Conforme o relatório, Joinville apresentou um aumento significativo da população em situação de rua, refletindo uma tendência estadual e nacional. O documento aponta que, entre 2016 e 2023, Santa Catarina viu crescer sua população em situação de rua de 1.174 para 8.824 pessoas. Ainda de acordo com o relatório, Joinville atualmente está com 963 pessoas em situação de rua registradas no CadÚnico.
O presidente da comissão, Pastor Ascendino Batista (PSD), analisou que a sociedade aguarda por soluções e pediu que a Prefeitura de Joinville acolha as sugestões apontadas pelos parlamentares no relatório final. Ascendino ainda informou que os vereadores da comissão devem fazer a entrega do relatório na prefeitura, na Assembleia Legislativa de Santa Catarina (Alesc), no Governo do Estado e em ministérios do Governo Federal.
Na apresentação do documento final da comissão, o relator Mateus Batista destacou que municípios brasileiros que adotam as diretrizes federais para a população em situação de rua não estão alcançando resultados. O relator sugeriu que a gestão municipal ignore as orientações das políticas federais e implemente em Joinville um modelo inspirado nas medidas adotadas em Chapecó.
Criada em 12 de fevereiro por meio de resolução aprovada pelo Plenário, a Comissão Especial dedicou-se a investigar e propor soluções para a população em situação de rua. Durante seus trabalhos, realizou audiências públicas, vistorias técnicas e reuniões com entidades, gestores públicos e forças de segurança, acompanhamento do programa municipal de abordagem social e do serviço do Restaurante Popular, além de visitas à programas de referência em Chapecó e Piraquara (PR).
A comissão foi composta pelo presidente Pastor Ascendino Batista (PSD), o secretário Adilson Girardi (MDB), o relator Mateus Batista (União Brasil), e pelos membros Instrutor Lucas (PL) e Neto Petters (Novo).

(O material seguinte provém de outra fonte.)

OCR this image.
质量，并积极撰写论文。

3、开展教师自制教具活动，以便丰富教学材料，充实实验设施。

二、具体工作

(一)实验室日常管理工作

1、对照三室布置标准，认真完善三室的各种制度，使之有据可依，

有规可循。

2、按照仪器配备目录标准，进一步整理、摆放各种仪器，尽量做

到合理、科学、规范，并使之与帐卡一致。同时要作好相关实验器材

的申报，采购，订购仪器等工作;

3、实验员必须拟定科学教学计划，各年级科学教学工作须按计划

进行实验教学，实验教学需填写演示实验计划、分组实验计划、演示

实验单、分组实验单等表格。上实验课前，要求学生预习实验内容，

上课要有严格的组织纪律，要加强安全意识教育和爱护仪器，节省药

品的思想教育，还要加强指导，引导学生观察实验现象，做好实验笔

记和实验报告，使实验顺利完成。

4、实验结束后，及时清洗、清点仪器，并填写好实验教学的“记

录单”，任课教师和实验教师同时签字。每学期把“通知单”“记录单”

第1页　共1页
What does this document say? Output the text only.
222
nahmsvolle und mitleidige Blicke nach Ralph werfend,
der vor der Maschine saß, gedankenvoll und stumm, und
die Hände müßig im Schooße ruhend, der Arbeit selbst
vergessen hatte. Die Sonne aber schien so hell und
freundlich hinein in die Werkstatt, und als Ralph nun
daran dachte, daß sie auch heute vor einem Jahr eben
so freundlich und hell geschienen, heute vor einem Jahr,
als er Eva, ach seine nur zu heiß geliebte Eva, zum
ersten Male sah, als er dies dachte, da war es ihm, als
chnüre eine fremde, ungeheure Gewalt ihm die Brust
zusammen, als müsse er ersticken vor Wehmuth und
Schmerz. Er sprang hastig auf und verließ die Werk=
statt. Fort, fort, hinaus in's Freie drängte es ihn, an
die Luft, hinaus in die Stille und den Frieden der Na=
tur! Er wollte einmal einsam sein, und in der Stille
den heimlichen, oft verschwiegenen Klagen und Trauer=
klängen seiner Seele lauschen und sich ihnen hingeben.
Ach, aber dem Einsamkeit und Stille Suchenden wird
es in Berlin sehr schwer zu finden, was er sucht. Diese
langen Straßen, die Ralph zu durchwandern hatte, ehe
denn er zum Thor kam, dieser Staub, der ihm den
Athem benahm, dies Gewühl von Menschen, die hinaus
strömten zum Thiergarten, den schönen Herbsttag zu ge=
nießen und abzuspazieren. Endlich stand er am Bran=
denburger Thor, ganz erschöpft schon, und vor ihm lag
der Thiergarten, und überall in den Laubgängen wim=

Aprovado no colegiado especial por unanimidade, o relatório agora deve ser encaminhado para discussão e votação do Plenário.
O relatório final
O relatório destaca o programa “Mão Amiga”, implementado em Chapecó, que combina internações assistidas (voluntárias e involuntárias), acolhimento em comunidades terapêuticas e reinserção profissional por meio de trabalho remunerado e cursos de qualificação. A iniciativa teria reduzido de 416 para 48 o número de pessoas em situação de rua, servindo de base para as recomendações dos vereadores.
A Comissão recomenda a implantação desse modelo em Joinville, com monitoramento rigoroso através de indicadores semestrais claros, acompanhando diretamente a redução da população em situação de rua, a permanência efetiva dos beneficiários no programa e sua inserção no mercado de trabalho formal.
Para que essa iniciativa ultrapasse os limites municipais e promova uma transformação mais ampla, o grupo recomendada uma articulação nacional entre municípios, estados e o Governo Federal. O relatório aponta que a frente deveria destinar recursos para:
• Avaliação contínua dos impactos agregados de programas como o “Housing First”, moradia popular e reinserção laboral.
• Financiamento de pesquisas multicêntricas para identificar e replicar modelos exitosos em diferentes contextos regionais.
• Criação de consórcios intermunicipais para compartilhamento eficiente de infraestruturas essenciais, tais como abrigos, leitos de Centro de Atenção Psicossocial Álcool e Drogas (CAPS AD) e unidades especializadas de acolhimento e tratamento.
O relatório conclui que a dignidade das pessoas em situação de rua não será restaurada enquanto elas permanecerem presas à dependência química e afastadas da vida produtiva e social. Os vereadores defendem ações concretas, baseadas em evidências científicas, com foco na saúde integral, responsabilidade individual e oportunidades reais de trabalho e inserção comunitária. O documento considera que a experiência exitosa de Chapecó demonstra claramente que essas estratégias são não apenas viáveis, mas fundamentais.